The book has to be small enough to disappear when a teacher looks up. Pocket editions, as their name suggests, were engineered for this. Pratchett’s were small, fat, slightly battered, and printed on a kind of paper that already looked guilty.
Pratchett's Pocket editions were slightly battered? Pre-sale, even?Not only does the paper "look guilty", but it's doing so "already"? As if guilty paper is normal, but not on THIS time scale.
It's nonsensical; even bad writers don't end up with stuff like this.
Presumably the ones from the library, which the author mentions was his source?

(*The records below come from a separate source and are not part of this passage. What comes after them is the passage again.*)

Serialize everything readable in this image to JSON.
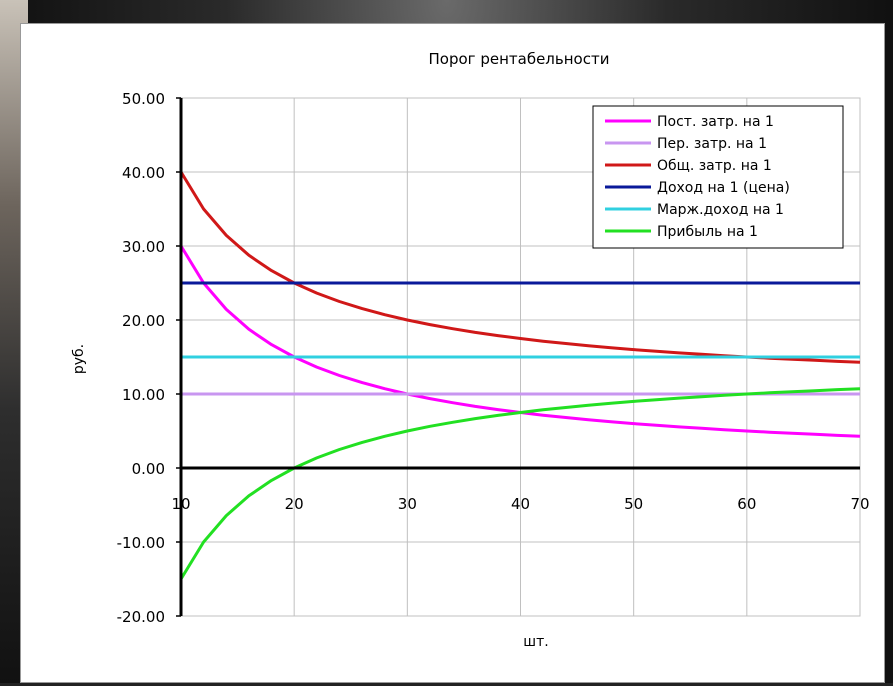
{
  "chart_data": {
    "type": "line",
    "title": "Порог рентабельности",
    "xlabel": "шт.",
    "ylabel": "руб.",
    "xlim": [
      10,
      70
    ],
    "ylim": [
      -20,
      50
    ],
    "x_ticks": [
      "10",
      "20",
      "30",
      "40",
      "50",
      "60",
      "70"
    ],
    "y_ticks": [
      "50.00",
      "40.00",
      "30.00",
      "20.00",
      "10.00",
      "0.00",
      "-10.00",
      "-20.00"
    ],
    "y_tick_values": [
      50,
      40,
      30,
      20,
      10,
      0,
      -10,
      -20
    ],
    "x_tick_values": [
      10,
      20,
      30,
      40,
      50,
      60,
      70
    ],
    "grid": true,
    "legend_position": "top-right",
    "x": [
      10,
      12,
      14,
      16,
      18,
      20,
      22,
      24,
      26,
      28,
      30,
      32,
      34,
      36,
      38,
      40,
      42,
      44,
      46,
      48,
      50,
      52,
      54,
      56,
      58,
      60,
      62,
      64,
      66,
      68,
      70
    ],
    "series": [
      {
        "name": "Пост. затр. на 1",
        "color": "#ff00ff",
        "values": [
          30,
          25,
          21.43,
          18.75,
          16.67,
          15,
          13.64,
          12.5,
          11.54,
          10.71,
          10,
          9.38,
          8.82,
          8.33,
          7.89,
          7.5,
          7.14,
          6.82,
          6.52,
          6.25,
          6,
          5.77,
          5.56,
          5.36,
          5.17,
          5,
          4.84,
          4.69,
          4.55,
          4.41,
          4.29
        ]
      },
      {
        "name": "Пер. затр. на 1",
        "color": "#c896f0",
        "values": [
          10,
          10,
          10,
          10,
          10,
          10,
          10,
          10,
          10,
          10,
          10,
          10,
          10,
          10,
          10,
          10,
          10,
          10,
          10,
          10,
          10,
          10,
          10,
          10,
          10,
          10,
          10,
          10,
          10,
          10,
          10
        ]
      },
      {
        "name": "Общ. затр. на 1",
        "color": "#d01818",
        "values": [
          40,
          35,
          31.43,
          28.75,
          26.67,
          25,
          23.64,
          22.5,
          21.54,
          20.71,
          20,
          19.38,
          18.82,
          18.33,
          17.89,
          17.5,
          17.14,
          16.82,
          16.52,
          16.25,
          16,
          15.77,
          15.56,
          15.36,
          15.17,
          15,
          14.84,
          14.69,
          14.55,
          14.41,
          14.29
        ]
      },
      {
        "name": "Доход  на 1 (цена)",
        "color": "#0a1a9a",
        "values": [
          25,
          25,
          25,
          25,
          25,
          25,
          25,
          25,
          25,
          25,
          25,
          25,
          25,
          25,
          25,
          25,
          25,
          25,
          25,
          25,
          25,
          25,
          25,
          25,
          25,
          25,
          25,
          25,
          25,
          25,
          25
        ]
      },
      {
        "name": "Марж.доход на 1",
        "color": "#30d0e0",
        "values": [
          15,
          15,
          15,
          15,
          15,
          15,
          15,
          15,
          15,
          15,
          15,
          15,
          15,
          15,
          15,
          15,
          15,
          15,
          15,
          15,
          15,
          15,
          15,
          15,
          15,
          15,
          15,
          15,
          15,
          15,
          15
        ]
      },
      {
        "name": "Прибыль на 1",
        "color": "#22e022",
        "values": [
          -15,
          -10,
          -6.43,
          -3.75,
          -1.67,
          0,
          1.36,
          2.5,
          3.46,
          4.29,
          5,
          5.63,
          6.18,
          6.67,
          7.11,
          7.5,
          7.86,
          8.18,
          8.48,
          8.75,
          9,
          9.23,
          9.44,
          9.64,
          9.83,
          10,
          10.16,
          10.31,
          10.45,
          10.59,
          10.71
        ]
      }
    ]
  }
}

Every Pratchett book I read as a kid matched this description, including being battered.
Tell me more about this already-guilty-looking paper, and how this kid was "sliding" an entire paperback book into a math textbook with "a centimetre to spare".
I think I could slide this into a maths text book?
https://www.facebook.com/groups/2174439579599449/posts/23646...
You wouldn't be able to open it and keep it open flat against the textbook though, not without the teacher noticing. It simply doesn't work, now that the author has acknowledged they used AI to spruce up their blog post, we can agree this part (hiding pocketbooks in open textbooks) was 100% slop.
I dont know what kind of pockets you have, but most Pratchetts book did not fit into mine. And yes there were whole series of books that fit. But, pratchetts ones did not.
I found this odd too. And the notion you could hide a Pratchett pocket book inside an open textbook. Anyone who has read Pratchett, or knows pocketbooks, knows this wouldn't work. They are voluminous (regardless of their name) and won't stay open on their own.
In fact, it seems a uniquely AI mistake to make to believe pocketbooks go in pockets. Anyone knows they don't fit, unless you have really big pockets and don't mind the weight and bulge.
they battered if you put it in your pocket. The idea of paper looking guilty chimes with the idea that you're reading it in the back of the classroom when you're not supposed to be.
I mean seriously? We're so cooked if this is the "red flag".
I have never seen a printed Discworld book that would fit in a pocket. Have you?
EDIT: I stand corrected, turns out they DID have pocket sized editions in France: https://news.ycombinator.com/item?id=48247127#48248586
In france, there was an edition of the discworld series literally called "pocket", and yes it sometimes fit in pockets (which had to be on the bigger end of pockets though), especially if you bended the book a little. Looked like this: https://www.babelio.com/livres/Pratchett-Les-annales-du-Disq...
The first books of the discworld were thin too.
Thanks, I didn't know that! Definitely smaller than the paperbacks we had in the UK, and pocket-sized.
Not to say that the article doesn't have plenty of other flaws, but - yes, my original paperbacks certainly did.
Yes. The original small ones would fit in my jacket pockets or the back pocket of my jeans.
There's like nine red flags. You are holding the English language to an incredibly low standard.
we can talk about the others if you like, but we were discussing this one and I am a little disappointed about us just moving elsewhere. Are you yielding, or do you still think guilty paper is somehow sus?
> You are holding the English language to an incredibly low standard.
I'm holding humans to a low standard. That's why editors exist.